Der Unterschied von einem großen zu einem kleinen Hund

Der Unterschied zwischen kleinen und großen Hunden ist überhaupt nicht so groß wie oft erzählt wird. Wir haben bis jetzt kleine Hunde, wie einen West Highland Terrier, oder mittlerre Hunde, wie einen Rottweiler oder Schäferhund gehabt und jetzt zum Schluss einen ganz großen Hund. Und wir müssen sagen, die Unterschiede sind eigentlich nur minimal.

Warum ich jetzt auf dieses Thema komme?

In letzter Zeit kommen immer öfters die Fragen auf. ein-Auge-Hund

  • Booha ist das nicht schwer mit so einem großen Hund?
  • Wie macht ihr das nur, der Hund ist ja das reinste Pony!
  • Frisst der Hund euch nicht die Haare vom Kopf?
  • Ist der Hund nicht viel zu dreckig, und was erst, wenn es draußen am Regnen ist…
  • Der stinkt doch bestimmt, oder?
  • Was macht ihr im Urlaub mit dem Hund?

Viele der Fragen könnten sich auch auf einen kleinen Hund beziehen. Außer jetzt die Frage nach der Größe und dem Pony. Aber eigentlich sind das alles berechtigte Fragen. Jedoch stellen sich dieselben Frage auch für kleine Hunde, nur scheinen es hier die wenigsten zu interessieren.

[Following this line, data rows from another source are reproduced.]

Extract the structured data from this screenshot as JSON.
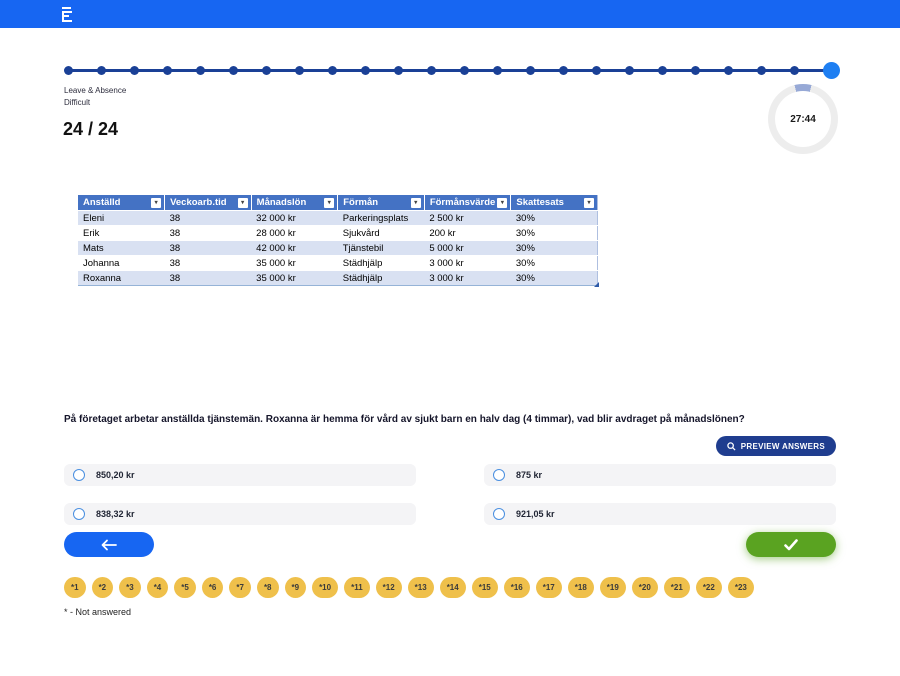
{
  "stepper": {
    "total": 24,
    "active": 24
  },
  "quiz": {
    "category": "Leave & Absence",
    "difficulty": "Difficult",
    "counter": "24 / 24",
    "timer": "27:44"
  },
  "table": {
    "headers": [
      "Anställd",
      "Veckoarb.tid",
      "Månadslön",
      "Förmån",
      "Förmånsvärde",
      "Skattesats"
    ],
    "rows": [
      [
        "Eleni",
        "38",
        "32 000 kr",
        "Parkeringsplats",
        "2 500 kr",
        "30%"
      ],
      [
        "Erik",
        "38",
        "28 000 kr",
        "Sjukvård",
        "200 kr",
        "30%"
      ],
      [
        "Mats",
        "38",
        "42 000 kr",
        "Tjänstebil",
        "5 000 kr",
        "30%"
      ],
      [
        "Johanna",
        "38",
        "35 000 kr",
        "Städhjälp",
        "3 000 kr",
        "30%"
      ],
      [
        "Roxanna",
        "38",
        "35 000 kr",
        "Städhjälp",
        "3 000 kr",
        "30%"
      ]
    ]
  },
  "question": {
    "text": "På företaget arbetar anställda tjänstemän. Roxanna är hemma för vård av sjukt barn en halv dag (4 timmar), vad blir avdraget på månadslönen?",
    "preview_label": "PREVIEW ANSWERS"
  },
  "options": [
    {
      "label": "850,20 kr",
      "selected": false
    },
    {
      "label": "875 kr",
      "selected": false
    },
    {
      "label": "838,32 kr",
      "selected": false
    },
    {
      "label": "921,05 kr",
      "selected": false
    }
  ],
  "badges": [
    "*1",
    "*2",
    "*3",
    "*4",
    "*5",
    "*6",
    "*7",
    "*8",
    "*9",
    "*10",
    "*11",
    "*12",
    "*13",
    "*14",
    "*15",
    "*16",
    "*17",
    "*18",
    "*19",
    "*20",
    "*21",
    "*22",
    "*23"
  ],
  "footnote": "* - Not answered",
  "colors": {
    "brand_blue": "#1766F2",
    "stepper_navy": "#1A4096",
    "active_dot": "#1E7FF2",
    "timer_arc": "#97A9D6",
    "table_header": "#4472C4",
    "table_band": "#D9E1F2",
    "preview_navy": "#1F3D8F",
    "radio_blue": "#4a8fe0",
    "submit_green": "#5AA321",
    "badge_gold": "#EFC04B"
  }
}
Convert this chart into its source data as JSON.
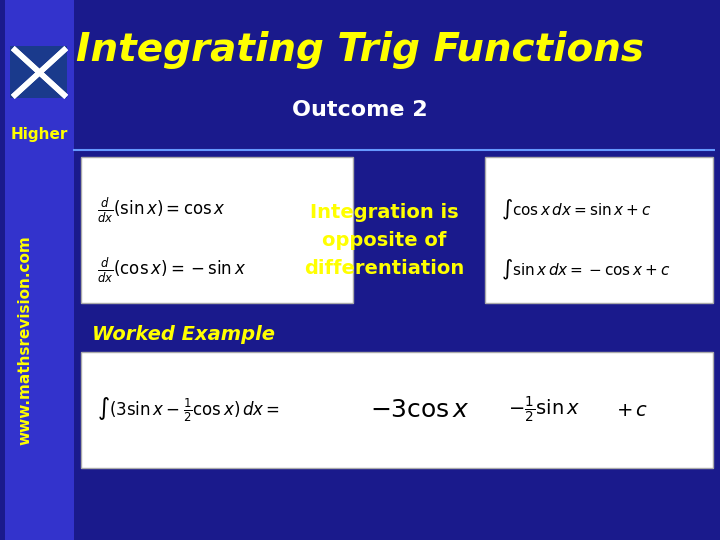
{
  "title": "Integrating Trig Functions",
  "outcome": "Outcome 2",
  "higher_label": "Higher",
  "website": "www.mathsrevision.com",
  "integration_text": "Integration is\nopposite of\ndifferentiation",
  "worked_example": "Worked Example",
  "bg_color": "#1a1a8c",
  "left_bar_color": "#3333cc",
  "title_color": "#ffff00",
  "outcome_color": "#ffffff",
  "higher_color": "#ffff00",
  "website_color": "#ffff00",
  "integration_color": "#ffff00",
  "worked_color": "#ffff00",
  "box_facecolor": "#ffffff",
  "box_edgecolor": "#cccccc"
}
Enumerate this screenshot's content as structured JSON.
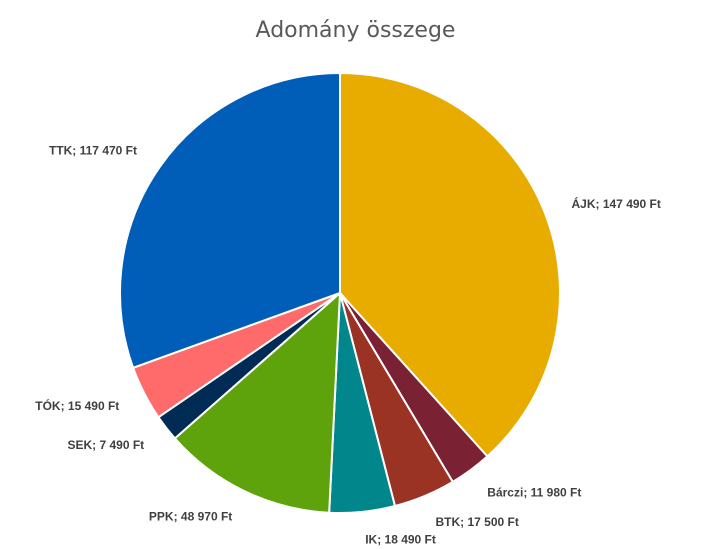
{
  "chart_data": {
    "type": "pie",
    "title": "Adomány összege",
    "slices": [
      {
        "name": "ÁJK",
        "value": 147490,
        "label": "ÁJK; 147 490 Ft",
        "color": "#E8AB00"
      },
      {
        "name": "Bárczi",
        "value": 11980,
        "label": "Bárczi; 11 980 Ft",
        "color": "#7A2233"
      },
      {
        "name": "BTK",
        "value": 17500,
        "label": "BTK; 17 500 Ft",
        "color": "#9A3324"
      },
      {
        "name": "IK",
        "value": 18490,
        "label": "IK; 18 490 Ft",
        "color": "#00868B"
      },
      {
        "name": "PPK",
        "value": 48970,
        "label": "PPK; 48 970 Ft",
        "color": "#5FA30C"
      },
      {
        "name": "SEK",
        "value": 7490,
        "label": "SEK; 7 490 Ft",
        "color": "#002B54"
      },
      {
        "name": "TÓK",
        "value": 15490,
        "label": "TÓK; 15 490 Ft",
        "color": "#FF6B6B"
      },
      {
        "name": "TTK",
        "value": 117470,
        "label": "TTK; 117 470 Ft",
        "color": "#005EB8"
      }
    ],
    "legend": "none"
  }
}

Dennoch haben uns die Fragen auf Dauer zum Nachdenken gebracht. Als wir uns den großen Hund angeschafft haben, war uns bewusst, dass es etwas teurer wird und der Zeitaufwand etwas mehr wird als bei unserem Westi. Aber ansonsten leben wir mit der Einstellung, es wird sich schon alles irgendwie regeln.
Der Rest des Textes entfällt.